The first step you need to take to improve your credit rating is to make sure that all the negative points on your credit report are accurate. Quite often a small mistake on a credit report is what makes a person's credit score low. Request a copy of your credit report from all the three credit bureaus and go through the reports to make sure that there are no mistakes. If you do find a mistake you will need to contact the bureau immediately and in writing so they can investigate it and fix the error. You don't want inaccurate information being the cause of your low credit score so this is the first thing you need to rule out.

When are dealing with a credit bureau you need to keep your documents and details filed of all your communications. It is best to send them a letter by certified mail and keep a copy of the letter for your own records. The credit bureaus should investigate any inaccuracies and respond within 30 days but there may be times when your case might be misplaced or they just aren't on top of everything so you should always keep your own records.

Remember also that you are not a servant working for the credit bureau; this information greatly affects many aspects of your life so you need to be assertive when dealing with the bureaus. You should still be professional and polite but don't talk to them like you are asking them to do you a favor because it is more important than that.

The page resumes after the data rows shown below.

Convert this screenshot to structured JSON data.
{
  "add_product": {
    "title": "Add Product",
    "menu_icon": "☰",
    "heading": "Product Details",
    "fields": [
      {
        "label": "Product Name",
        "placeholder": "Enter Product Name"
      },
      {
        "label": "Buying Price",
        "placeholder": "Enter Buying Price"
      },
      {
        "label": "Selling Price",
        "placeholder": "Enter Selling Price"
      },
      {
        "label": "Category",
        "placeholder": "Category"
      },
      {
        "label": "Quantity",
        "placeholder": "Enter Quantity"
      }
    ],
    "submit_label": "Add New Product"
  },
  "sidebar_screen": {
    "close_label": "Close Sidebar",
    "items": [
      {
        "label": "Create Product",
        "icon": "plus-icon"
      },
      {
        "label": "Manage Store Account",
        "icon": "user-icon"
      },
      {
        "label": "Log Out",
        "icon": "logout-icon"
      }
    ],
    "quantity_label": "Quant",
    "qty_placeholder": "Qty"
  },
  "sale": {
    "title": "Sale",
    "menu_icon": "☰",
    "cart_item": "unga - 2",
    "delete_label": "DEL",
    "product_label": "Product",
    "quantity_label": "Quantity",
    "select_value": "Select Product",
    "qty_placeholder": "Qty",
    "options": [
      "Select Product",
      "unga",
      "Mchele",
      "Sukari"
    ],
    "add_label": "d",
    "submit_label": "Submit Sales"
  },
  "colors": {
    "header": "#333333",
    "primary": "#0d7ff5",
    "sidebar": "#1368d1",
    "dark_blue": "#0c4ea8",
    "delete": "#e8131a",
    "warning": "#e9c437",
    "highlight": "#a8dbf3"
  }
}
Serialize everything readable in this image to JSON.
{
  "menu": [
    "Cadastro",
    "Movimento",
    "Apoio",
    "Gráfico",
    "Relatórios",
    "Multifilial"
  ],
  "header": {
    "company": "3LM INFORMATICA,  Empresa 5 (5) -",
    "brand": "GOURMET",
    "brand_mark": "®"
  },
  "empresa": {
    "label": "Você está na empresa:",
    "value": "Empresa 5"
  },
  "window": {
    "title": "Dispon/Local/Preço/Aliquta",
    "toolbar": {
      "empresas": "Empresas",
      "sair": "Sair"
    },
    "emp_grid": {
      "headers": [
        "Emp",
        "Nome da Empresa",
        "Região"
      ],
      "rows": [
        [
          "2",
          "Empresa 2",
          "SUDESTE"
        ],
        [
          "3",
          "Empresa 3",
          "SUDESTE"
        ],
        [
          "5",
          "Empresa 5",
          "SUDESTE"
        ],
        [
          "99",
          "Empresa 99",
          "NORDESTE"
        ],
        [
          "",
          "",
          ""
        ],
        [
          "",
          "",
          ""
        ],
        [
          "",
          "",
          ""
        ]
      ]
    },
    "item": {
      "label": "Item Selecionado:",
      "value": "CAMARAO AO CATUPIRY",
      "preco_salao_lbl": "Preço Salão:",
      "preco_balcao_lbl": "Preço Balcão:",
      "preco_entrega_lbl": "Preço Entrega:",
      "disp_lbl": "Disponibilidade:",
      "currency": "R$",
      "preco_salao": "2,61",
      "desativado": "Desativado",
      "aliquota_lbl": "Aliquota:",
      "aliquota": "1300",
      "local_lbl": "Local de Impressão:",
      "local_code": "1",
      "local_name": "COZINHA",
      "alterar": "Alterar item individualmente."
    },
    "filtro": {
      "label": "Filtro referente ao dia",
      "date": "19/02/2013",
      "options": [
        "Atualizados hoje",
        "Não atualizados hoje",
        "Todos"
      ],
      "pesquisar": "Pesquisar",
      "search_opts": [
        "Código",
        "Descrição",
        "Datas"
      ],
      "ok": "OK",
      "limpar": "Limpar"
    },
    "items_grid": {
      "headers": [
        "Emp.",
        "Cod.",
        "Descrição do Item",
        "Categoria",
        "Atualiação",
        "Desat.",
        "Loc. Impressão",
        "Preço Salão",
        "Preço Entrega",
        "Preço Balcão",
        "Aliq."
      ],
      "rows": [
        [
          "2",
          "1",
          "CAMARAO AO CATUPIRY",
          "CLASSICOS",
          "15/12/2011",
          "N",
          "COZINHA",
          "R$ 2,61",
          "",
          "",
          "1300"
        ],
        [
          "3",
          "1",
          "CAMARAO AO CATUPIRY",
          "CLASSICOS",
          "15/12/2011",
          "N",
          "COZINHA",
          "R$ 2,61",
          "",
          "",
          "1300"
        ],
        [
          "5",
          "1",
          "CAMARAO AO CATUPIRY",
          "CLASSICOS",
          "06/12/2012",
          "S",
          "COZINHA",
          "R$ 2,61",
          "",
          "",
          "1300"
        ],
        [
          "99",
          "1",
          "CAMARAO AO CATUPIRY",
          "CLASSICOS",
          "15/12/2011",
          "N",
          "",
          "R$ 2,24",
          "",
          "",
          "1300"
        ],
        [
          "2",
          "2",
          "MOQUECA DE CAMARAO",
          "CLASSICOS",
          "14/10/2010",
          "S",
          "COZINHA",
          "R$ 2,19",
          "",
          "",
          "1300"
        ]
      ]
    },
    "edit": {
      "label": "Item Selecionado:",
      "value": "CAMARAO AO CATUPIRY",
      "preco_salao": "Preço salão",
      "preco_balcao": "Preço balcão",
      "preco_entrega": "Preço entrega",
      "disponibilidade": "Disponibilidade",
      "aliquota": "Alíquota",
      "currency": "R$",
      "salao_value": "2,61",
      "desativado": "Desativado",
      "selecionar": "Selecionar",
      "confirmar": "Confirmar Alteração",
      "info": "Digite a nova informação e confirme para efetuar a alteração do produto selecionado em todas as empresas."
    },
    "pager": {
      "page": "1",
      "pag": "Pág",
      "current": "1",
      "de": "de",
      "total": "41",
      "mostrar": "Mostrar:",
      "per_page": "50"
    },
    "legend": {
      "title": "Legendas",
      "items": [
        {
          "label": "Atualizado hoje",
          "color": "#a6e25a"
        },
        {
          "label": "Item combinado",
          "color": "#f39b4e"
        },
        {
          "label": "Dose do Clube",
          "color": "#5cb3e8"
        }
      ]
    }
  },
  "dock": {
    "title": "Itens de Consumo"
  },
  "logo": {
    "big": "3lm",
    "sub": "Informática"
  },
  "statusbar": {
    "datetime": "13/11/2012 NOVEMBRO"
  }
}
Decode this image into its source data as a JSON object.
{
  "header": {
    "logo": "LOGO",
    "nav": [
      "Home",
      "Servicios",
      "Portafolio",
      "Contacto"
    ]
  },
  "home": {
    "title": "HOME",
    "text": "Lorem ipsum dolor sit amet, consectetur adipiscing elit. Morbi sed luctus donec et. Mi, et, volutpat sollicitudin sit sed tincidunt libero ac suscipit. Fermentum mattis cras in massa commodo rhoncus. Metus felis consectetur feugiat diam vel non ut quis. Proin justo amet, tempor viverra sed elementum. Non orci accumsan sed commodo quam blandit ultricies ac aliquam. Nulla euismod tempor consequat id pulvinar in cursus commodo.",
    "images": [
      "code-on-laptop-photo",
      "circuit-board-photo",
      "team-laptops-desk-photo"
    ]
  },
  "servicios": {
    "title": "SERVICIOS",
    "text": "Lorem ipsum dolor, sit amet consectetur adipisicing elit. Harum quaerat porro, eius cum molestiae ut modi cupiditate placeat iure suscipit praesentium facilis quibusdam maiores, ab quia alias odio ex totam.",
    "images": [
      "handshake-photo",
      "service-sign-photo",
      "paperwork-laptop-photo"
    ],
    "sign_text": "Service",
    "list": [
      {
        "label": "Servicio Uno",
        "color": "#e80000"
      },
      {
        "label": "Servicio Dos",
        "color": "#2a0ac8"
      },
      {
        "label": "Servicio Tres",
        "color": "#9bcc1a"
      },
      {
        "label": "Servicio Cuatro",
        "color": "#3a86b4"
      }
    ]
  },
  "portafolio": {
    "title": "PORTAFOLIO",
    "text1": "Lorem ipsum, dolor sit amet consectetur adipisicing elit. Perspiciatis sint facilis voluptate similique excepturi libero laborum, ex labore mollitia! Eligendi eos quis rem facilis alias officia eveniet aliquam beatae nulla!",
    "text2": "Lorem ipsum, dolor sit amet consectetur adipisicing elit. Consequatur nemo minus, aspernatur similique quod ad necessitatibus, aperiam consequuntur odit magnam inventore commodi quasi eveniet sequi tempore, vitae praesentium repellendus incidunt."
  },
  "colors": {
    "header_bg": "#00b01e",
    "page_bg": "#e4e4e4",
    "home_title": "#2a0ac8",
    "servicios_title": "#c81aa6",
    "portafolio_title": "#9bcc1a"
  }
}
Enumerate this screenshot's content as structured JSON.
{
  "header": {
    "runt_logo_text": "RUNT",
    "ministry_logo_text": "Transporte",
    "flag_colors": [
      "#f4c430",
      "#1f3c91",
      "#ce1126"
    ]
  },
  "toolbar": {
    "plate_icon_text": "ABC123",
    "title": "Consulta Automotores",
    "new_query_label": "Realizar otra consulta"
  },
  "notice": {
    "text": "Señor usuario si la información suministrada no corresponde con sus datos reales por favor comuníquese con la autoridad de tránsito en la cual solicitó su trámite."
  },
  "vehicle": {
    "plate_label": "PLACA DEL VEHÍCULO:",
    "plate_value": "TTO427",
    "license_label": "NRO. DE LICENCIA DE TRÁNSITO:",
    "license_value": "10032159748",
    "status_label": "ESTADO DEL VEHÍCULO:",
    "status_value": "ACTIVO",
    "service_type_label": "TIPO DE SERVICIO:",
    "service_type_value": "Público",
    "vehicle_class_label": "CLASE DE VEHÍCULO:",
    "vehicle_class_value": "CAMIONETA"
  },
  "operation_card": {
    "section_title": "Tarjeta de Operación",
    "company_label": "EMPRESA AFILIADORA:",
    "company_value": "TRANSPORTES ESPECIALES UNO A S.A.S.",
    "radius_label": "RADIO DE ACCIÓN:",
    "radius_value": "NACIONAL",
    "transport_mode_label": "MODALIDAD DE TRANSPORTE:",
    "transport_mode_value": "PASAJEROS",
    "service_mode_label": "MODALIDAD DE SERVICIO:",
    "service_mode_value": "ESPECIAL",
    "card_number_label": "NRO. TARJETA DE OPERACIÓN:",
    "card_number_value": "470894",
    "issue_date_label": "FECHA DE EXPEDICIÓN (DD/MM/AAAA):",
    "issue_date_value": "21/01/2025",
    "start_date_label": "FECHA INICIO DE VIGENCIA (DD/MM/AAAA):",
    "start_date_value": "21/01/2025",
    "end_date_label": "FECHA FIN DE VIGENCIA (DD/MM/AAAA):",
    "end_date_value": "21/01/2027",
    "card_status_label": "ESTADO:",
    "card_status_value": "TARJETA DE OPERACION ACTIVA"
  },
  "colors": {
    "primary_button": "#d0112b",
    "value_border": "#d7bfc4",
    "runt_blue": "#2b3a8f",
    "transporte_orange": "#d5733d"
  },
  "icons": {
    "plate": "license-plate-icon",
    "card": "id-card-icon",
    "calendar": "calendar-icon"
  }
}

You want a mistake corrected and you may need to be assertive to get them to do it.

By law the credit bureaus have 45 days to respond to you but there are cases where it has taken longer. The process can sometimes drag on a little so don't expect the mistake to be fixed overnight, but if it does go on too long then you need to contact them to see what the holdup is.

At some time in the future you may want to buy a new home or a new car and may need to apply for a mortgage or a loan and you may not be able to if you have a bad credit score. Don't wait until the time comes to apply for that loan before you start worrying about your credit score, by then it will take too long to get it repaired. Start repairing your credit score now so that when you do need to apply for a mortgage or loan you will be able to without worrying about a bad credit rating.

To improve your credit score, and while you are waiting for any mistakes to be fixed, start practising some good credit strategies. Start paying all your bills on time and this includes your household bills as well as loan payments and credit card payments. Late payments on your bills and loans can really affect your credit score.

If you are will to devote some time and effort into repairing your credit score then you can successfully do so. It will take time and that is probably the biggest credit repair secret tip of all. But the sooner you begin taking steps to repair your credit the sooner your score will increase and you can start enjoying the benefits of having a good credit rating.